THE PITCH: All moo shu, all the time. Pork moo shu. Vegan moo shu. Chicken moo shu. Scallop moo shu. Moo shu of the Month. Pancakes would be house-made on the fly in great big generous stacks, the fillings would have touches of farmers market ingredients, and the hoisin sauce would be a scratch-made compromise between the chemical sweetness of the standard condiment and the sometimes-too-austere-and-serious scratch-made condiments of the world (we’re looking at you, house-made ketchups).
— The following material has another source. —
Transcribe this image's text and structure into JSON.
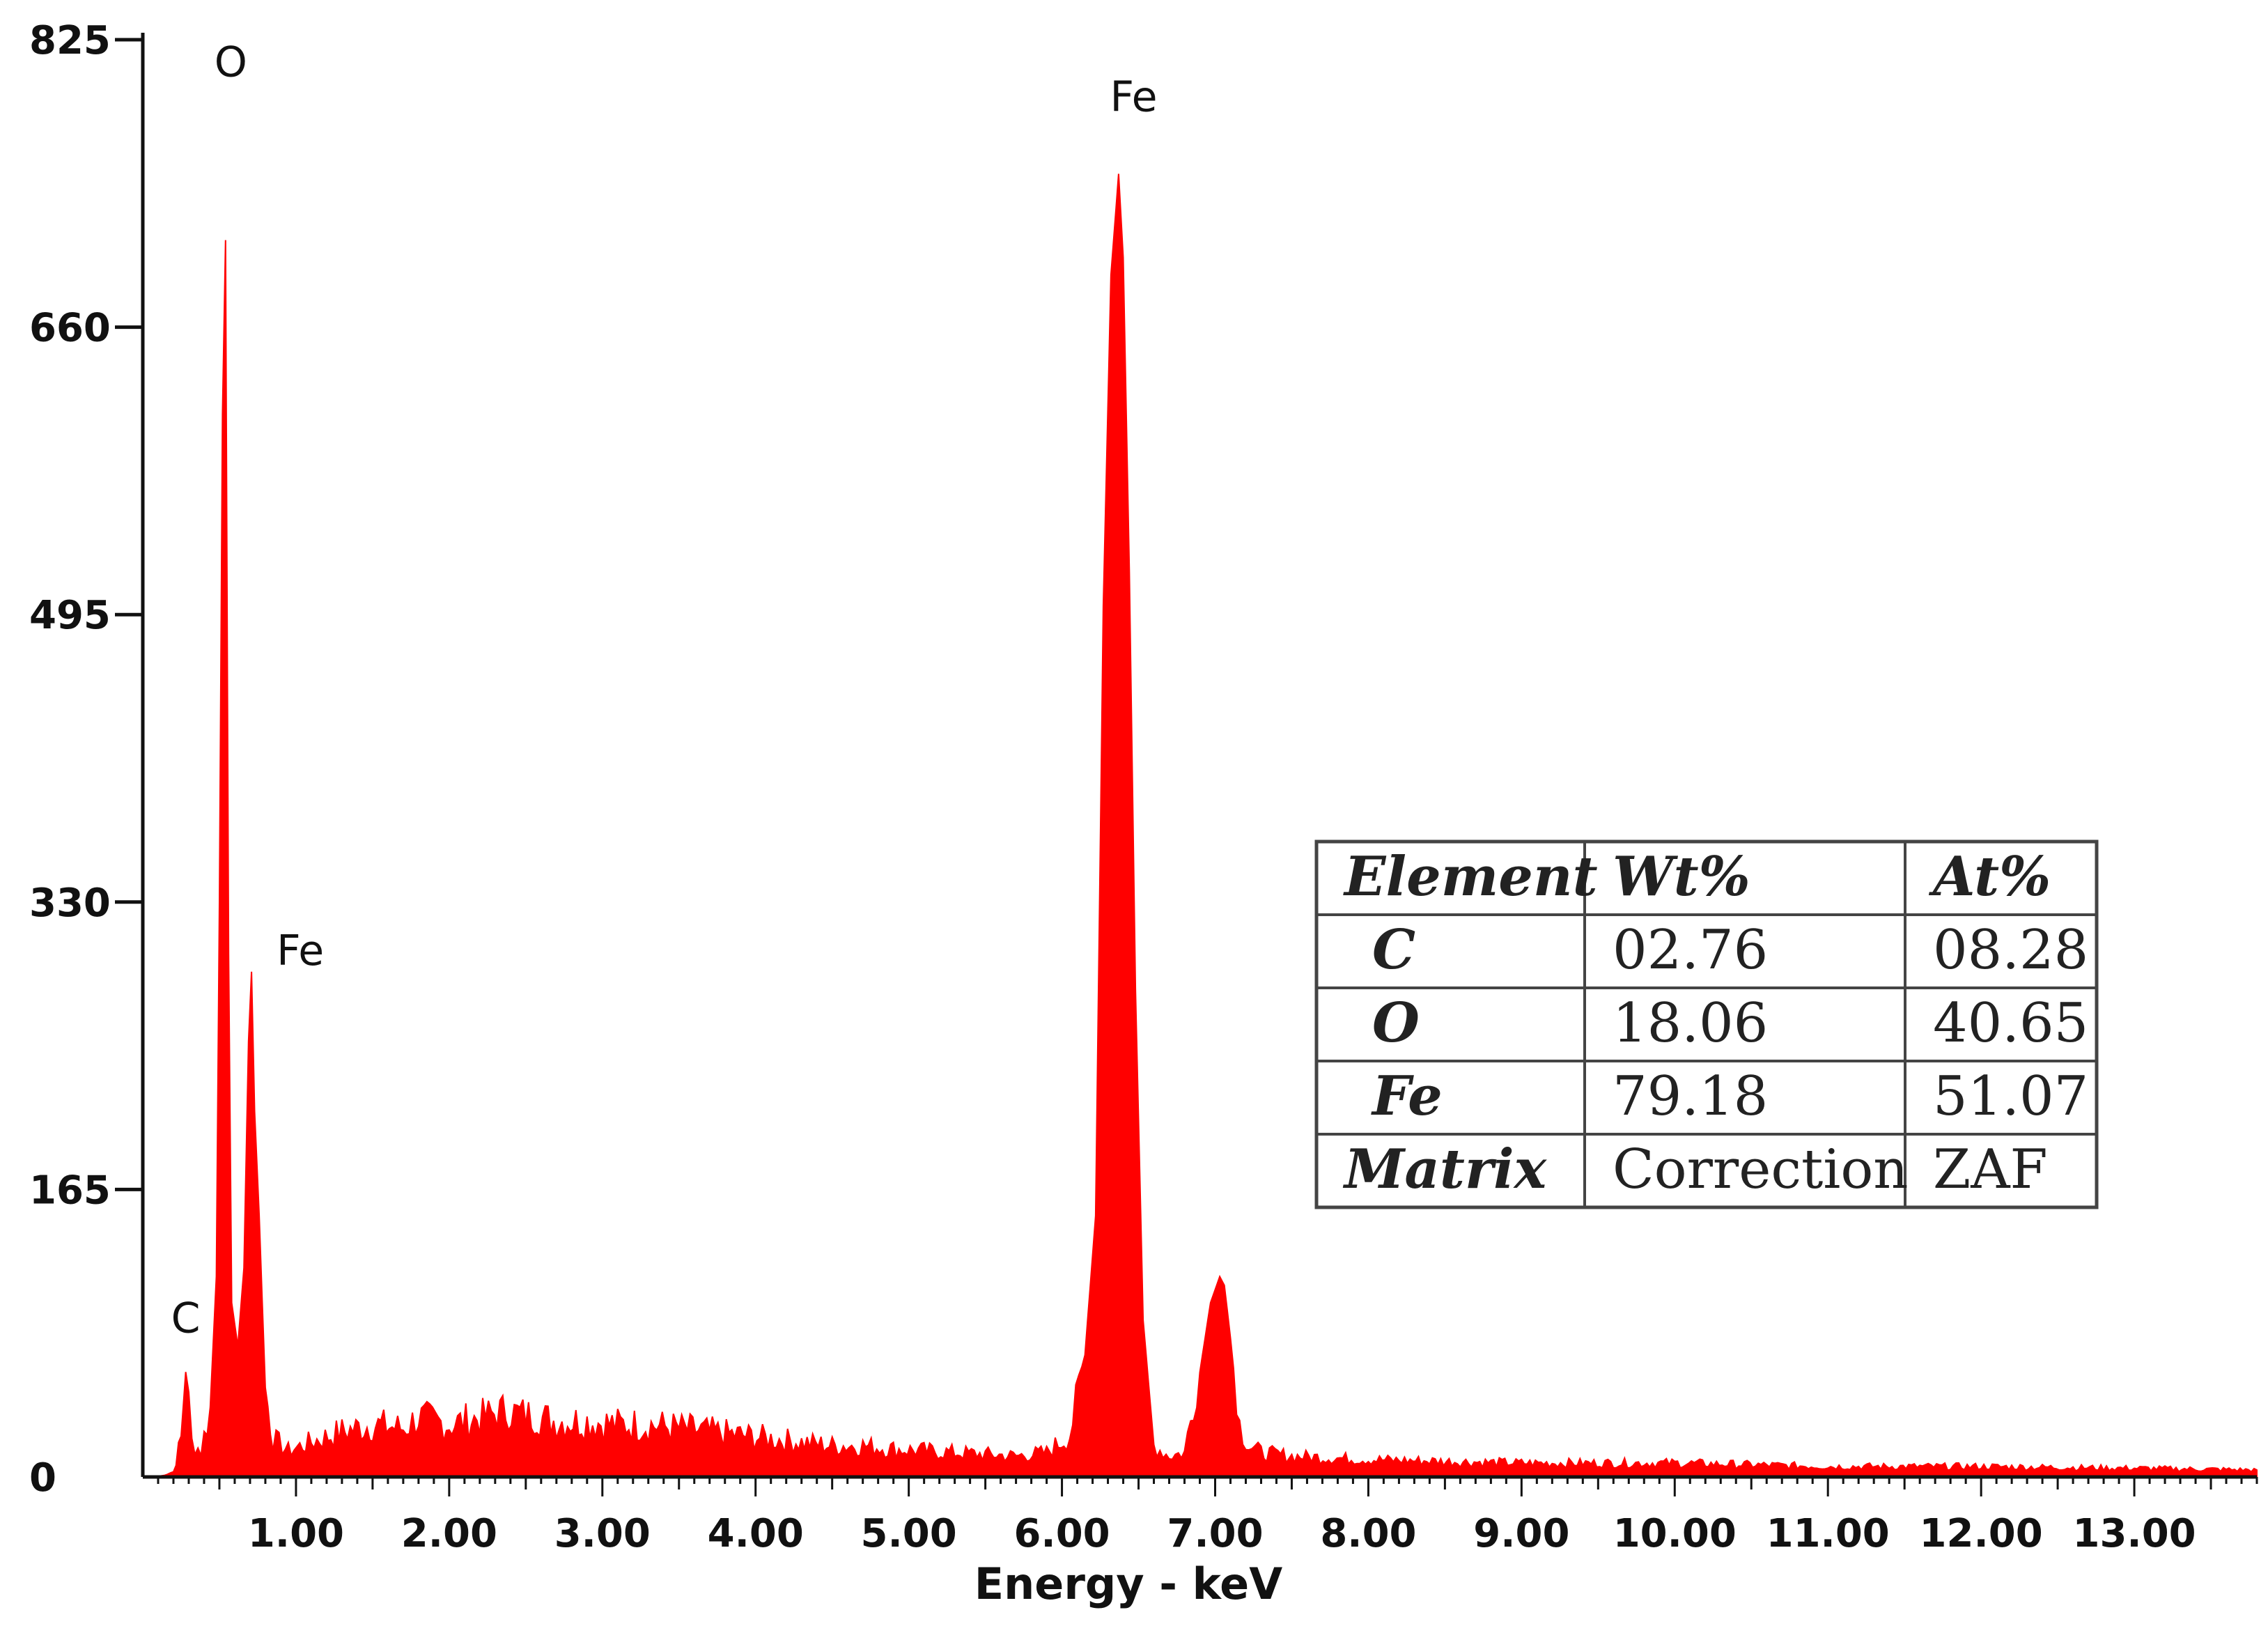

THE  COMPETITIVE CONTEXT: Mushu pancakes + filling have the potential to be the best thing on the menu at a Chinese takeout restaurant, but they inevitably disappoint around here due to sad, flabby little pancakes, greasy and / or damp filling that tastes like packing material, and the historic availability of three pancakes when 5-7 are actually needed. Moo Shu Hut would step into a gaping void that few people have mentally acknowledged and become dependable fast casual comfort food, like the rice bowls slung at World Street Kitchen. Could Moo Shu Hut start as a food truck? Absolutely no doubt about it.


  1. Trout Caviar

    I feel there are already far too many restaurants following the Tanalus model, albeit unintentionally.

  2. Jeff Klein

    I’d like to see Mexican home cooking and/or Tex-mex as done by Mexicans. I had something like this in Texas — imagine Chili’s but amazing. We have good Mexican food but most if it really qualifies as good fast food.

  3. Andy

    Ice Fishing-House Dining
    THE PITCH: Think of it as a seasonal pop-up destination (located perhaps on White Bear Lake during the Art Shanty Projects). Or as a wintertime ‘outdoor seating’ alternative for lakeside restaurants. Picture 6-8 ice houses set 100 feet from shore, each one with distinctive decor ranging from campy to ultra-mod, etc.
    Menu choices could follow suit, from say, Walleye Cheek Sliders to fancier fare, like perhaps something I can’t think of right now.
    THE COMPETITIVE CONTEXT: Ice Fishing Houses have a culture all their own that is unafraid of Minnesota winters. It’s a quintessential midwest experience that not everyone has access to.
    And of course, they exist for eating and drinking more than they do for fishing. Elevating this by simply having someone else cook and serve is sure to net adventurous diners and the curious visitor alike.

  4. stu B

    Tobies; The once proud cinnamon roll has “no” cinnamon. There is this thinnest silk thread of brown stuff inside the bready dough roll. I was told that there is a machine which places the cinnamon onto the dough. The setting is set so low that there is only a faint trace of cinnamon enough to see the brown.
    Deli? My choice in the western suburbs is Cross Roads. You need to know how to order when you go to a deli. You can’t just go in and order your food. That is why you are complaining about no real deli here. You don’t know how to order. You order a cup or bowl of cabbage soup. You ask for it to come hot and from the bottom of the soup pot and it should have meat! Then you ask for a hot pastrami sandwich and you want it fatty so it’s moist, but not too fatty. You want it on carraway rye or onion rye bread. You want french fries, crispy. To drink you want a Dr. Brown diet soda. Celery if they have it or cream soda. Always diet. You are getting enough calories from the fatty pastrami and french fries. If you want something else, go for lunch during the week and get a Beef on Weck. Food of the gods.

  5. Brooke M.

    Osseo is the place you are seeking for Ramen Stop. Osseo is between Eau Claire and Tomah, has wonderfully easy access to 94, and features a plethora of freeway adjacent commercial real estate. It’s where I stop every time I’m driving down to Madison. I am sick of eating at the McDonalds there, so I very much favor this idea.